Photographie non attribuée, Jorge Luis Borges, s.d. |
Georges Charbonnier : Pour nous, Français, je crois qu'on peut dire que ce qui a porté l'attention sur vos œuvres, c'est le goût de la logique et des mathématiques modernes.
Jorge Luis Borges : Oui, oui, cela est très possible. Je ne crois pas être bon mathématicien, mais j'ai lu - j'ai relu, c'était plus important - Poincarré, Russel et quelques autres mathématiciens. Tout cela m'a attiré de la même façon. J'ai fait des conférences à Buenos Aires sur des paradoxes éléatiques. Les mathématiques et la philosophie, la métaphysique, cela m'a toujours intéressé. Je ne dirai pas que je suis un mathématicien ou un philosophe, mais je crois avoir trouvé dans les mathématiques et dans la philosophie des possibilités littéraires, et surtout des possibilités pour la littérature qui me passionne le plus: la littérature fantastique.
Cependant, je me vois plutôt comme un poète, comme un homme de lettre qui a entrevu les avantages, les possibilités des sciences pour l'imagination, surtout pour l'imagination littéraire.
G.C. : Le mathématicien Georges Guilbaud a fait remarquer que quand on parle de science-fiction il s'agit presque toujours de physique...
J.B. : Oui, j'ai entendu l'émission.
G.C. : Or, dans votre cas on pourrait dire qu'on se rapproche un peu de la science-fiction, mais qu'il s'agit de mathématiques.
J.B. : Oui, de mathématiques. Je m'y connais fort peu - encore moins qu'en mathématiques ou en philosophie - je m'y connais fort peu en physique, en chimie, et même en arithmétique. Dans le temps j'étais passionné de l'algèbre. L'arithmétique m'a toujours ennuyé un peu. L'algèbre, non. J'étais, enfin je peux le dire avec modestie, j'étais un bon algébriste, un mauvais arithméticien, et je n'ai presque rien compris à la physique ou à la chimie. J'aurais dû m'intéresser aux expériences qu'on fait pour arriver à la lune, etc., mais tout cela avait été tellement dépassé par l'imagination littéraire, ou par des écrivains comme Wells, etc., que la réalité m'a moins ému qu'elle n'aurait dû m'émouvoir.

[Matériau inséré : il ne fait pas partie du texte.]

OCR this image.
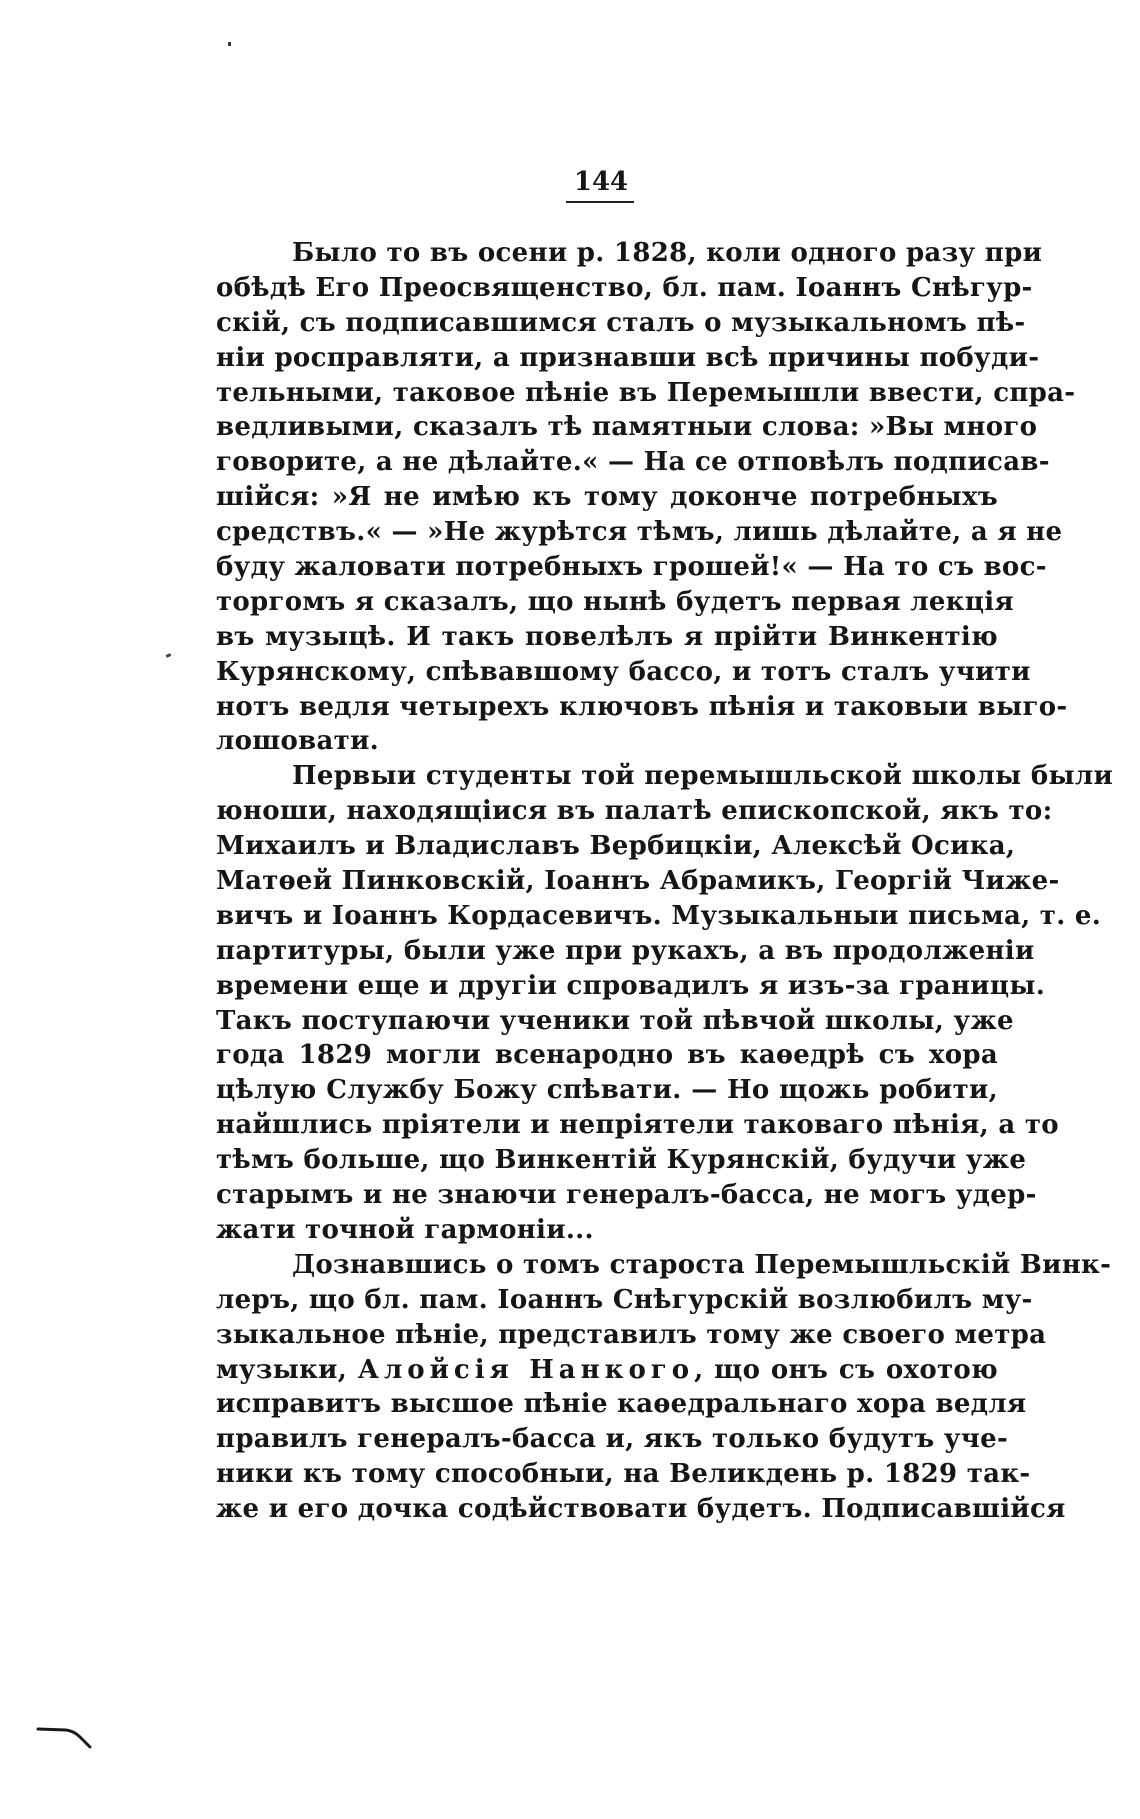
144
Было то въ осени р. 1828, коли одного разу при
обѣдѣ Его Преосвященство, бл. пам. Іоаннъ Снѣгур-
скій, съ подписавшимся сталъ о музыкальномъ пѣ-
ніи росправляти, а признавши всѣ причины побуди-
тельными, таковое пѣніе въ Перемышли ввести, спра-
ведливыми, сказалъ тѣ памятныи слова: »Вы много
говорите, а не дѣлайте.« — На се отповѣлъ подписав-
шійся: »Я не имѣю къ тому доконче потребныхъ
средствъ.« — »Не журѣтся тѣмъ, лишь дѣлайте, а я не
буду жаловати потребныхъ грошей!« — На то съ вос-
торгомъ я сказалъ, що нынѣ будетъ первая лекція
въ музыцѣ. И такъ повелѣлъ я прійти Винкентію
Курянскому, спѣвавшому бассо, и тотъ сталъ учити
нотъ ведля четырехъ ключовъ пѣнія и таковыи выго-
лошовати.
Первыи студенты той перемышльской школы были
юноши, находящіися въ палатѣ епископской, якъ то:
Михаилъ и Владиславъ Вербицкіи, Алексѣй Осика,
Матѳей Пинковскій, Іоаннъ Абрамикъ, Георгій Чиже-
вичъ и Іоаннъ Кордасевичъ. Музыкальныи письма, т. е.
партитуры, были уже при рукахъ, а въ продолженіи
времени еще и другіи спровадилъ я изъ-за границы.
Такъ поступаючи ученики той пѣвчой школы, уже
года 1829 могли всенародно въ каѳедрѣ съ хора
цѣлую Службу Божу спѣвати. — Но щожь робити,
найшлись пріятели и непріятели таковаго пѣнія, а то
тѣмъ больше, що Винкентій Курянскій, будучи уже
старымъ и не знаючи генералъ-басса, не могъ удер-
жати точной гармоніи...
Дознавшись о томъ староста Перемышльскій Винк-
леръ, що бл. пам. Іоаннъ Снѣгурскій возлюбилъ му-
зыкальное пѣніе, представилъ тому же своего метра
музыки, Алойсія Нанкого, що онъ съ охотою
исправитъ высшое пѣніе каѳедральнаго хора ведля
правилъ генералъ-басса и, якъ только будутъ уче-
ники къ тому способныи, на Великдень р. 1829 так-
же и его дочка содѣйствовати будетъ. Подписавшійся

G.C. : Par exemple: quand vous avez écrit La Bibliothèque de Babel, êtes vous parti d'une idée mathématique précise?
J.B. : Oui: l'idée du jeu combinatoire. Mais dans La Bibliothèque de Babel, je dirai qu'il y a deux idées. Il y'a d'abord une idée qui n'est pas mienne, qui est un lieu commun, l'idée d'une possibilité de variation presque infinie en partant d'un nombre limité d'éléments. Derrière cette idée abstraite, il y'a aussi (sans doute sans que je m'en trouble beaucoup) l'idée d'être perdu dans l'univers, de ne pas le comprendre, l'envie de trouver une solution précise, le sentiment d'ignorer la vraie solution. Dans ce conte, et je l'espère dans tous mes contes, il y'a une partie intellectuelle et une autre partie - plus importante je pense - le sentiment de la solitude, de l'angoisse, de l'inutilité, du caractère mystérieux de l'univers, du temps, ce qui est plus important: de nous-mêmes, je dirai: de moi-même. Je crois que dans tous mes contes on trouve ces deux éléments. Ce sont un peu des jeux. Ces jeux ne sont pas arbitraires. En tout cas ils ne sont pas arbitraires pour moi. Une nécessité, si le mot n'est pas trop fort, m'a poussé à les écrire.
Et puis je me suis amusé aussi. Cette corvée d'écrire un conte n'a pas été seulement une corvée. Je me suis amusé. C'était un jeu. Un peu comme le cas d'un joueur d'échecs. Il y'a un problème. Il y'a un amusement. Et une joie.
Extrait des Entretiens avec Jorge Luis Borges, diffusés du 1er mars 1965 au 19 avril 1965 sur France Culture.